# Victor Report's book on C.S. Lewis



## jwright82 (Jun 28, 2019)

The above mentioned gentleman wrote a book on C.S. Lewis's argument from reason against naturalism. He bassically argues that evolution cannot account for our reasoning abilities. It could just be a survival instinct that pursues our survival but if that is the case than we can't trust it. Because even lies can aid in survival, never going outside so you don't get robbed for instance. 

Has anyone read it and what does anyone think, regardless if you've read it or not?


----------



## jw (Jun 28, 2019)

jwright82 said:


> Has anyone read it . . . ?


It's highly likely.

Reactions: Informative 1


----------



## RamistThomist (Jun 29, 2019)

I haven't read that book, but it's basically an early form of the Evolutionary Argument Against Naturalism. My believing a belief to be true or false is irrelevant to my neurons firing as a mechanism for survival. A belief isn't the same thing as a reaction.

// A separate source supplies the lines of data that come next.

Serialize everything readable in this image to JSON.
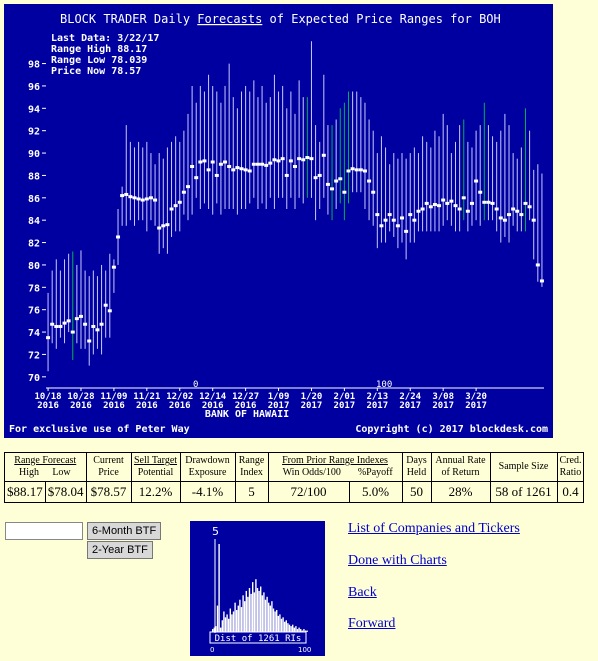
{
  "chart": {
    "title_prefix": "BLOCK TRADER Daily",
    "title_word": "Forecasts",
    "title_suffix": "of Expected Price Ranges for",
    "ticker": "BOH",
    "info": [
      "Last Data: 3/22/17",
      "Range High 88.17",
      "Range Low  78.039",
      "Price Now  78.57"
    ],
    "company": "BANK OF HAWAII",
    "footer_left": "For exclusive use of Peter Way",
    "footer_right": "Copyright (c) 2017 blockdesk.com",
    "marker_zero": "0",
    "marker_hundred": "100"
  },
  "chart_data": {
    "type": "range",
    "ylim": [
      69,
      101
    ],
    "y_ticks": [
      70,
      72,
      74,
      76,
      78,
      80,
      82,
      84,
      86,
      88,
      90,
      92,
      94,
      96,
      98
    ],
    "x_tick_labels": [
      [
        "10/18",
        "2016"
      ],
      [
        "10/28",
        "2016"
      ],
      [
        "11/09",
        "2016"
      ],
      [
        "11/21",
        "2016"
      ],
      [
        "12/02",
        "2016"
      ],
      [
        "12/14",
        "2016"
      ],
      [
        "12/27",
        "2016"
      ],
      [
        "1/09",
        "2017"
      ],
      [
        "1/20",
        "2017"
      ],
      [
        "2/01",
        "2017"
      ],
      [
        "2/13",
        "2017"
      ],
      [
        "2/24",
        "2017"
      ],
      [
        "3/08",
        "2017"
      ],
      [
        "3/20",
        "2017"
      ]
    ],
    "x_tick_index": [
      0,
      8,
      16,
      24,
      32,
      40,
      48,
      56,
      64,
      72,
      80,
      88,
      96,
      104
    ],
    "series": [
      {
        "high": 77.5,
        "low": 70.5,
        "price": 73.5
      },
      {
        "high": 79.5,
        "low": 73.0,
        "price": 74.7
      },
      {
        "high": 80.5,
        "low": 72.5,
        "price": 74.5
      },
      {
        "high": 79.5,
        "low": 73.5,
        "price": 74.5
      },
      {
        "high": 80.5,
        "low": 73.0,
        "price": 74.8
      },
      {
        "high": 81.0,
        "low": 74.0,
        "price": 75.0
      },
      {
        "high": 81.2,
        "low": 71.5,
        "price": 74.0
      },
      {
        "high": 80.0,
        "low": 73.0,
        "price": 75.2
      },
      {
        "high": 81.3,
        "low": 72.5,
        "price": 75.4
      },
      {
        "high": 79.5,
        "low": 72.5,
        "price": 74.7
      },
      {
        "high": 79.0,
        "low": 71.0,
        "price": 73.2
      },
      {
        "high": 79.5,
        "low": 72.0,
        "price": 74.5
      },
      {
        "high": 79.0,
        "low": 72.5,
        "price": 74.2
      },
      {
        "high": 80.0,
        "low": 72.0,
        "price": 74.7
      },
      {
        "high": 79.5,
        "low": 73.5,
        "price": 76.4
      },
      {
        "high": 81.0,
        "low": 73.5,
        "price": 75.9
      },
      {
        "high": 80.5,
        "low": 77.5,
        "price": 79.8
      },
      {
        "high": 85.0,
        "low": 80.0,
        "price": 82.5
      },
      {
        "high": 87.0,
        "low": 83.5,
        "price": 86.2
      },
      {
        "high": 92.5,
        "low": 83.5,
        "price": 86.3
      },
      {
        "high": 91.0,
        "low": 84.0,
        "price": 86.1
      },
      {
        "high": 90.5,
        "low": 83.5,
        "price": 86.0
      },
      {
        "high": 91.0,
        "low": 84.0,
        "price": 85.9
      },
      {
        "high": 90.5,
        "low": 84.0,
        "price": 85.8
      },
      {
        "high": 91.0,
        "low": 83.0,
        "price": 85.9
      },
      {
        "high": 90.0,
        "low": 84.0,
        "price": 86.0
      },
      {
        "high": 89.0,
        "low": 83.5,
        "price": 85.8
      },
      {
        "high": 90.0,
        "low": 81.0,
        "price": 83.3
      },
      {
        "high": 89.5,
        "low": 81.5,
        "price": 83.5
      },
      {
        "high": 90.5,
        "low": 81.0,
        "price": 83.6
      },
      {
        "high": 91.0,
        "low": 82.5,
        "price": 85.0
      },
      {
        "high": 91.5,
        "low": 83.0,
        "price": 85.3
      },
      {
        "high": 91.0,
        "low": 83.0,
        "price": 85.6
      },
      {
        "high": 92.0,
        "low": 84.5,
        "price": 86.5
      },
      {
        "high": 93.5,
        "low": 84.0,
        "price": 87.0
      },
      {
        "high": 96.0,
        "low": 84.5,
        "price": 88.8
      },
      {
        "high": 94.5,
        "low": 86.0,
        "price": 87.8
      },
      {
        "high": 96.0,
        "low": 85.0,
        "price": 89.2
      },
      {
        "high": 95.5,
        "low": 85.5,
        "price": 89.3
      },
      {
        "high": 97.0,
        "low": 85.0,
        "price": 88.5
      },
      {
        "high": 96.0,
        "low": 84.5,
        "price": 89.2
      },
      {
        "high": 95.5,
        "low": 85.5,
        "price": 88.0
      },
      {
        "high": 94.5,
        "low": 84.5,
        "price": 89.0
      },
      {
        "high": 96.0,
        "low": 85.0,
        "price": 89.2
      },
      {
        "high": 98.0,
        "low": 85.0,
        "price": 88.8
      },
      {
        "high": 95.0,
        "low": 85.0,
        "price": 88.5
      },
      {
        "high": 94.0,
        "low": 84.5,
        "price": 88.7
      },
      {
        "high": 95.5,
        "low": 85.0,
        "price": 88.6
      },
      {
        "high": 96.0,
        "low": 85.0,
        "price": 88.5
      },
      {
        "high": 95.5,
        "low": 85.5,
        "price": 88.4
      },
      {
        "high": 96.5,
        "low": 86.0,
        "price": 89.0
      },
      {
        "high": 95.0,
        "low": 85.0,
        "price": 89.0
      },
      {
        "high": 96.0,
        "low": 85.5,
        "price": 89.0
      },
      {
        "high": 94.5,
        "low": 85.0,
        "price": 88.9
      },
      {
        "high": 95.0,
        "low": 86.0,
        "price": 89.1
      },
      {
        "high": 97.0,
        "low": 85.0,
        "price": 89.4
      },
      {
        "high": 95.5,
        "low": 86.0,
        "price": 89.3
      },
      {
        "high": 96.0,
        "low": 86.0,
        "price": 89.5
      },
      {
        "high": 94.0,
        "low": 85.0,
        "price": 88.0
      },
      {
        "high": 95.5,
        "low": 86.0,
        "price": 89.3
      },
      {
        "high": 93.5,
        "low": 85.0,
        "price": 88.8
      },
      {
        "high": 96.5,
        "low": 86.0,
        "price": 89.5
      },
      {
        "high": 95.0,
        "low": 85.5,
        "price": 89.4
      },
      {
        "high": 95.0,
        "low": 86.0,
        "price": 89.6
      },
      {
        "high": 100.0,
        "low": 86.0,
        "price": 89.5
      },
      {
        "high": 92.5,
        "low": 84.0,
        "price": 87.8
      },
      {
        "high": 91.0,
        "low": 85.0,
        "price": 88.0
      },
      {
        "high": 97.0,
        "low": 86.0,
        "price": 89.8
      },
      {
        "high": 92.5,
        "low": 84.5,
        "price": 87.2
      },
      {
        "high": 92.5,
        "low": 84.0,
        "price": 86.8
      },
      {
        "high": 93.0,
        "low": 85.0,
        "price": 87.5
      },
      {
        "high": 94.0,
        "low": 85.5,
        "price": 87.7
      },
      {
        "high": 94.5,
        "low": 84.0,
        "price": 86.5
      },
      {
        "high": 95.5,
        "low": 85.5,
        "price": 88.4
      },
      {
        "high": 95.5,
        "low": 86.5,
        "price": 88.6
      },
      {
        "high": 95.5,
        "low": 86.5,
        "price": 88.5
      },
      {
        "high": 95.0,
        "low": 86.5,
        "price": 88.5
      },
      {
        "high": 94.5,
        "low": 85.0,
        "price": 88.4
      },
      {
        "high": 93.0,
        "low": 84.0,
        "price": 87.5
      },
      {
        "high": 92.0,
        "low": 83.5,
        "price": 86.5
      },
      {
        "high": 90.0,
        "low": 81.5,
        "price": 84.5
      },
      {
        "high": 91.5,
        "low": 82.0,
        "price": 83.5
      },
      {
        "high": 90.5,
        "low": 82.0,
        "price": 84.0
      },
      {
        "high": 89.0,
        "low": 83.0,
        "price": 84.5
      },
      {
        "high": 90.0,
        "low": 82.5,
        "price": 84.0
      },
      {
        "high": 89.5,
        "low": 81.5,
        "price": 83.5
      },
      {
        "high": 90.0,
        "low": 82.0,
        "price": 84.2
      },
      {
        "high": 89.5,
        "low": 80.5,
        "price": 83.0
      },
      {
        "high": 90.0,
        "low": 82.0,
        "price": 84.5
      },
      {
        "high": 90.5,
        "low": 82.0,
        "price": 84.0
      },
      {
        "high": 90.0,
        "low": 83.0,
        "price": 84.8
      },
      {
        "high": 91.5,
        "low": 83.0,
        "price": 85.0
      },
      {
        "high": 91.0,
        "low": 83.0,
        "price": 85.5
      },
      {
        "high": 90.5,
        "low": 83.0,
        "price": 85.2
      },
      {
        "high": 92.0,
        "low": 83.0,
        "price": 85.4
      },
      {
        "high": 91.5,
        "low": 83.0,
        "price": 85.3
      },
      {
        "high": 93.5,
        "low": 83.5,
        "price": 85.8
      },
      {
        "high": 92.5,
        "low": 84.0,
        "price": 85.5
      },
      {
        "high": 90.0,
        "low": 83.5,
        "price": 85.7
      },
      {
        "high": 91.0,
        "low": 83.0,
        "price": 85.3
      },
      {
        "high": 92.5,
        "low": 83.0,
        "price": 85.0
      },
      {
        "high": 93.0,
        "low": 84.0,
        "price": 86.0
      },
      {
        "high": 91.0,
        "low": 83.0,
        "price": 84.8
      },
      {
        "high": 90.5,
        "low": 83.5,
        "price": 85.5
      },
      {
        "high": 92.0,
        "low": 84.0,
        "price": 87.5
      },
      {
        "high": 92.5,
        "low": 83.5,
        "price": 86.5
      },
      {
        "high": 94.5,
        "low": 84.0,
        "price": 85.6
      },
      {
        "high": 92.5,
        "low": 84.0,
        "price": 85.6
      },
      {
        "high": 91.5,
        "low": 84.0,
        "price": 85.5
      },
      {
        "high": 91.0,
        "low": 83.0,
        "price": 85.0
      },
      {
        "high": 92.0,
        "low": 82.0,
        "price": 84.2
      },
      {
        "high": 93.5,
        "low": 82.5,
        "price": 84.0
      },
      {
        "high": 92.5,
        "low": 82.0,
        "price": 84.5
      },
      {
        "high": 90.0,
        "low": 83.5,
        "price": 85.0
      },
      {
        "high": 89.5,
        "low": 83.0,
        "price": 84.8
      },
      {
        "high": 90.5,
        "low": 83.0,
        "price": 84.5
      },
      {
        "high": 94.0,
        "low": 83.0,
        "price": 85.5
      },
      {
        "high": 92.0,
        "low": 84.0,
        "price": 85.2
      },
      {
        "high": 88.5,
        "low": 80.5,
        "price": 84.0
      },
      {
        "high": 89.0,
        "low": 78.5,
        "price": 80.0
      },
      {
        "high": 88.17,
        "low": 78.039,
        "price": 78.57
      }
    ],
    "green_index": [
      6,
      63,
      69,
      71,
      72,
      73,
      101,
      106,
      116,
      121
    ],
    "colors": {
      "background": "#0000a0",
      "range": "#c8c8ff",
      "range_up": "#00b050",
      "price": "#ffffff"
    }
  },
  "stats": {
    "headers": {
      "range_forecast": "Range Forecast",
      "high": "High",
      "low": "Low",
      "current_price": [
        "Current",
        "Price"
      ],
      "sell_target": [
        "Sell Target",
        "Potential"
      ],
      "drawdown": [
        "Drawdown",
        "Exposure"
      ],
      "range_index": [
        "Range",
        "Index"
      ],
      "from_prior": "From Prior Range Indexes",
      "win_odds": "Win Odds/100",
      "payoff": "%Payoff",
      "days_held": [
        "Days",
        "Held"
      ],
      "annual_rate": [
        "Annual Rate",
        "of Return"
      ],
      "sample_size": "Sample Size",
      "cred_ratio": [
        "Cred.",
        "Ratio"
      ]
    },
    "values": {
      "high": "$88.17",
      "low": "$78.04",
      "current_price": "$78.57",
      "sell_target": "12.2%",
      "drawdown": "-4.1%",
      "range_index": "5",
      "win_odds": "72/100",
      "payoff": "5.0%",
      "days_held": "50",
      "annual_rate": "28%",
      "sample_size": "58 of 1261",
      "cred_ratio": "0.4"
    }
  },
  "controls": {
    "ticker_value": "",
    "six_month_button": "6-Month BTF",
    "two_year_button": "2-Year BTF"
  },
  "histogram": {
    "marker_value": "5",
    "caption": "Dist of 1261 RIs",
    "axis_min": "0",
    "axis_max": "100",
    "distribution": [
      2,
      3,
      4,
      18,
      60,
      3,
      8,
      14,
      10,
      12,
      9,
      16,
      12,
      14,
      20,
      15,
      18,
      22,
      17,
      25,
      21,
      28,
      24,
      30,
      26,
      34,
      27,
      36,
      30,
      28,
      31,
      25,
      27,
      22,
      24,
      20,
      18,
      21,
      16,
      14,
      15,
      11,
      12,
      9,
      10,
      7,
      8,
      6,
      5,
      4,
      5,
      3,
      4,
      2,
      3,
      2,
      1,
      2,
      1,
      1
    ]
  },
  "links": [
    "List of Companies and Tickers",
    "Done with Charts",
    "Back",
    "Forward"
  ]
}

In other words, I can believe something to be false, but if I am simply wired for survival, who cares whether my belief is false?


----------



## jwright82 (Jun 29, 2019)

BayouHuguenot said:


> I haven't read that book, but it's basically an early form of the Evolutionary Argument Against Naturalism. My believing a belief to be true or false is irrelevant to my neurons firing as a mechanism for survival. A belief isn't the same thing as a reaction.
> 
> In other words, I can believe something to be false, but if I am simply wired for survival, who cares whether my belief is false?


Exactly. He also deals with Alice Anscombe's critique of it and Lewis's reworking of it in response. Very fascinating.


----------



## Bill The Baptist (Jun 30, 2019)

There is also a shorter and a bit more technical discussion of this contained in “The Blackwell Companion to Natural Theology.”

Reactions: Like 1


----------



## jwright82 (Jul 4, 2019)

Anscombe's argument was basically Wittgensteinianin nature. She argued that reasons explanations are not the same thing as physical eplanations, two different language games. What's true of one doesn't have to be true of the other. As long as they both make sense. Lewis reworked his argument to answer her.


----------



## jwright82 (Jul 10, 2019)

BayouHuguenot said:


> I haven't read that book, but it's basically an early form of the Evolutionary Argument Against Naturalism. My believing a belief to be true or false is irrelevant to my neurons firing as a mechanism for survival. A belief isn't the same thing as a reaction.
> 
> In other words, I can believe something to be false, but if I am simply wired for survival, who cares whether my belief is false?


How would you answer Anscombe's criticism? Basically Wittgensteinian.


----------